Detection of Curved and Straight Segments from Gray Scale Topography

Abstract

Conventional structural pattern recognition methods that rely on thinning approximate the skeleton by polygons and proceed from that step to recognition. Polygonal approximations have the disadvantage that they introduce significant ambiguities. In particular, vertices may correspond either to real corners or to approximations of smooth arcs. We propose a method that relies on topographic features and, in particular, ridge lines. The information about ridge line directions obtained from the underlying surface of the gray tone is used to discriminate between arcs and straight lines. Normally, ridge lines are centered within character strokes, forming skeleton-like ribbons with generally no more than three pixels in width.
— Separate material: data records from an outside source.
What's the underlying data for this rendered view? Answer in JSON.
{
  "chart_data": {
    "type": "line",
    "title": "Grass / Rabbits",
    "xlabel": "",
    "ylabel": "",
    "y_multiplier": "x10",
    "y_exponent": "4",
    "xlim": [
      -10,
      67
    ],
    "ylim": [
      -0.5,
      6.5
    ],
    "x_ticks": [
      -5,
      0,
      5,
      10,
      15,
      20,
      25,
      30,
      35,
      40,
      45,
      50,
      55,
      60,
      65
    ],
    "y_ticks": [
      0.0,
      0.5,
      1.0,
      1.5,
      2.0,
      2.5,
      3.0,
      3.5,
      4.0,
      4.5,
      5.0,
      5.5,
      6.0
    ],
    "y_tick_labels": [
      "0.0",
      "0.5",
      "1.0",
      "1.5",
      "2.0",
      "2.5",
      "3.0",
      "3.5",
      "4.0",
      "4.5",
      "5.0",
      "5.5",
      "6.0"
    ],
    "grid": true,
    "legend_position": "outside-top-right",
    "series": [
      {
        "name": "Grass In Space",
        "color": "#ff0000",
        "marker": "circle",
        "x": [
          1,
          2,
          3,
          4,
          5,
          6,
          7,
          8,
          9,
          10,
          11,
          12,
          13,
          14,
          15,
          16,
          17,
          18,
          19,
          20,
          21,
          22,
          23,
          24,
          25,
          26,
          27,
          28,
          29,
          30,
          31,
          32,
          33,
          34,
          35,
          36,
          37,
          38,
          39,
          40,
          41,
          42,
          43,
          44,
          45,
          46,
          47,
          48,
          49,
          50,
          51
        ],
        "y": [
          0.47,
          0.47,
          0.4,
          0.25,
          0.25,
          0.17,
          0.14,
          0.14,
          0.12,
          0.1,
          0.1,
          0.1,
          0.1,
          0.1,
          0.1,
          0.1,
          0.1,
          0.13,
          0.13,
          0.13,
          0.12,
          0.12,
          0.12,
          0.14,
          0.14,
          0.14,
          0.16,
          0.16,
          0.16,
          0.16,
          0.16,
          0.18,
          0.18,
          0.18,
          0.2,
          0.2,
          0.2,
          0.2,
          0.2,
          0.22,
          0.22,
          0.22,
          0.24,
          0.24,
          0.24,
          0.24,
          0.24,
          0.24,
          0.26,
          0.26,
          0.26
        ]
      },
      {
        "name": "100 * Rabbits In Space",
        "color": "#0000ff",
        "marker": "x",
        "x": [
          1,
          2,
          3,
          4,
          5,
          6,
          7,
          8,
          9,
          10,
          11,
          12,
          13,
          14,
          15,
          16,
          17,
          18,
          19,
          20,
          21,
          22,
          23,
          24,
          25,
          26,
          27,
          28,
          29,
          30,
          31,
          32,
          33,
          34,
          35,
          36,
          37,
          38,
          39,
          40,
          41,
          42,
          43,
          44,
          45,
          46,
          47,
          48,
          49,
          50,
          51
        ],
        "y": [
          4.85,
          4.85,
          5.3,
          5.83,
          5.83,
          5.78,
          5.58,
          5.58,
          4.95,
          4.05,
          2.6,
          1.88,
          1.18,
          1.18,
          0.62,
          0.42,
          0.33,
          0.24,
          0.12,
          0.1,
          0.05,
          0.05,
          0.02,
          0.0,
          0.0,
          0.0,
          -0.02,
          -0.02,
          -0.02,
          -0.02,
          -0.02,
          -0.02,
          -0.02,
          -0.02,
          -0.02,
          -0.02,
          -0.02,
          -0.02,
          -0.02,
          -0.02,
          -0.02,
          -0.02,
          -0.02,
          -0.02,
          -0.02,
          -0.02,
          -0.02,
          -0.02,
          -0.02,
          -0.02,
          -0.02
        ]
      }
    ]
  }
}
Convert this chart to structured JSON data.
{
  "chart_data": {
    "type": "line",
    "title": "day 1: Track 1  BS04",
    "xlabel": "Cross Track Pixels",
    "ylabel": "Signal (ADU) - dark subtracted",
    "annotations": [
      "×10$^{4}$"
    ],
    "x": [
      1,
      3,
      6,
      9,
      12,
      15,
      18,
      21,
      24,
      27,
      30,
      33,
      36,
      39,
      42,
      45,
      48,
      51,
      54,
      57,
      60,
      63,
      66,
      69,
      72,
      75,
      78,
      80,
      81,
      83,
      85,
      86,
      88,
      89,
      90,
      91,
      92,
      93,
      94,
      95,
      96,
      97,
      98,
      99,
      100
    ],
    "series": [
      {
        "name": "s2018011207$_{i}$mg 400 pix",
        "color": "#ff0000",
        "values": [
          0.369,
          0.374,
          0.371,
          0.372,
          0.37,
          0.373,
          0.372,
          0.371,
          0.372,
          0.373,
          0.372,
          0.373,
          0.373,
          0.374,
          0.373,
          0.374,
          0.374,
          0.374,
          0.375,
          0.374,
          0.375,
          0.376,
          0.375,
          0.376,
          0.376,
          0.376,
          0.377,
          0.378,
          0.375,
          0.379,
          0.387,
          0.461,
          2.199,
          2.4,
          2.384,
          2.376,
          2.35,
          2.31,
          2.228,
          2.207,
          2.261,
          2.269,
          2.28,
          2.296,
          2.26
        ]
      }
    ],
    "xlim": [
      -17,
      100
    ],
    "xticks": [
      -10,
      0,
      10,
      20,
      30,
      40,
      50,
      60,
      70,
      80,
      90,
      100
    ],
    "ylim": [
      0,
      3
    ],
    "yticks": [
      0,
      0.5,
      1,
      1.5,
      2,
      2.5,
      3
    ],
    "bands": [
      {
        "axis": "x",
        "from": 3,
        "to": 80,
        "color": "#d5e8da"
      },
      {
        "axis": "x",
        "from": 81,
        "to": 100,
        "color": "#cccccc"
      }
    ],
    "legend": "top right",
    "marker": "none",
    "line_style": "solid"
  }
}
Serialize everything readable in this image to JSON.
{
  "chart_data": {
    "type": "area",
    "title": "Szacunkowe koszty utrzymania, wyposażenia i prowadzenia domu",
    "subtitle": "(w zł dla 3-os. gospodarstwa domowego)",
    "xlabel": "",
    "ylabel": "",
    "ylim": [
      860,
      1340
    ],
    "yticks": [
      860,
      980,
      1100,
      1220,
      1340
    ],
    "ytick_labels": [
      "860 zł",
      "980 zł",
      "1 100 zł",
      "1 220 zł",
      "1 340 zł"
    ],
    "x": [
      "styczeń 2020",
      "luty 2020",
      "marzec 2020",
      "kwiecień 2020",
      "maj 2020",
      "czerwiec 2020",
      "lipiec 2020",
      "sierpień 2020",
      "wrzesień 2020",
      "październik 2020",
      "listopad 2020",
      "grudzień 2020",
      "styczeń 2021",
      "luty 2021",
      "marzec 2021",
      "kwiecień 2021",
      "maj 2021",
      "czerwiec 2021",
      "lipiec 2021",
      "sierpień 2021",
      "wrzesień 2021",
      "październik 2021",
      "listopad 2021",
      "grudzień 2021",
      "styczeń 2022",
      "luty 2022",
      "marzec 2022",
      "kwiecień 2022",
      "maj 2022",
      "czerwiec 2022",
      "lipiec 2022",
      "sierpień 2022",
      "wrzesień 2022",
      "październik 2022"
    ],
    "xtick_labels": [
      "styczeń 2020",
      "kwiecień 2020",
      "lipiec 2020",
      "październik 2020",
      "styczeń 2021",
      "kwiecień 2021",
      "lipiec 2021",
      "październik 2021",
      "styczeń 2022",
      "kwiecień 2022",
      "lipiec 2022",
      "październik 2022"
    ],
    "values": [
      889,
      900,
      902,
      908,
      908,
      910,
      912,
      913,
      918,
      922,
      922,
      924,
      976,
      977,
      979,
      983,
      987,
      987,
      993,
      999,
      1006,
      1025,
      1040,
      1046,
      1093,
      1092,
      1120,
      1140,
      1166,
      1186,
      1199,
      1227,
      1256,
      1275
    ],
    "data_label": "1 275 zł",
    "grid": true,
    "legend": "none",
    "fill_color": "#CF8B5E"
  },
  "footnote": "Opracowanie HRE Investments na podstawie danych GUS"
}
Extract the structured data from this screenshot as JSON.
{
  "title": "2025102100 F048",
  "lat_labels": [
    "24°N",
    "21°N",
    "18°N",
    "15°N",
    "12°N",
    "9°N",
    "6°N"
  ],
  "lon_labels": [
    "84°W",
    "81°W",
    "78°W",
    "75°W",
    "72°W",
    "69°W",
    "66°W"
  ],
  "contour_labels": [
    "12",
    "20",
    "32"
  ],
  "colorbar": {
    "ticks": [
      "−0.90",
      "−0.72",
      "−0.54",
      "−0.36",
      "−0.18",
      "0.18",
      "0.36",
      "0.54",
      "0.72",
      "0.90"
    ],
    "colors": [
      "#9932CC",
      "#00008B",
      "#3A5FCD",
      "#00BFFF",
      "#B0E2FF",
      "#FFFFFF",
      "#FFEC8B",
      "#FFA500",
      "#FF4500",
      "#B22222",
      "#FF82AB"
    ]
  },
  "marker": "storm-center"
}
For each ridge pixel, the tangent direction of the ridge line at the pixel is calculated. These computed tangent directions are then used in the detection of sharp corners and junctions, in the line tracking process, and in the feature decomposition process. Decomposition is achieved using curvature primitives and singular points. The result of the method is a relational feature graph which gives a compact and flexible description of the shapes of the objects in the input image. By not using a conventional thinning algorithm and performing arc and straight line decomposition without a usual polygonal approximation step, our method is able to reduce some artifacts of conventional thinning and to eliminate completely the ambiguities resulting from polygonal approximations.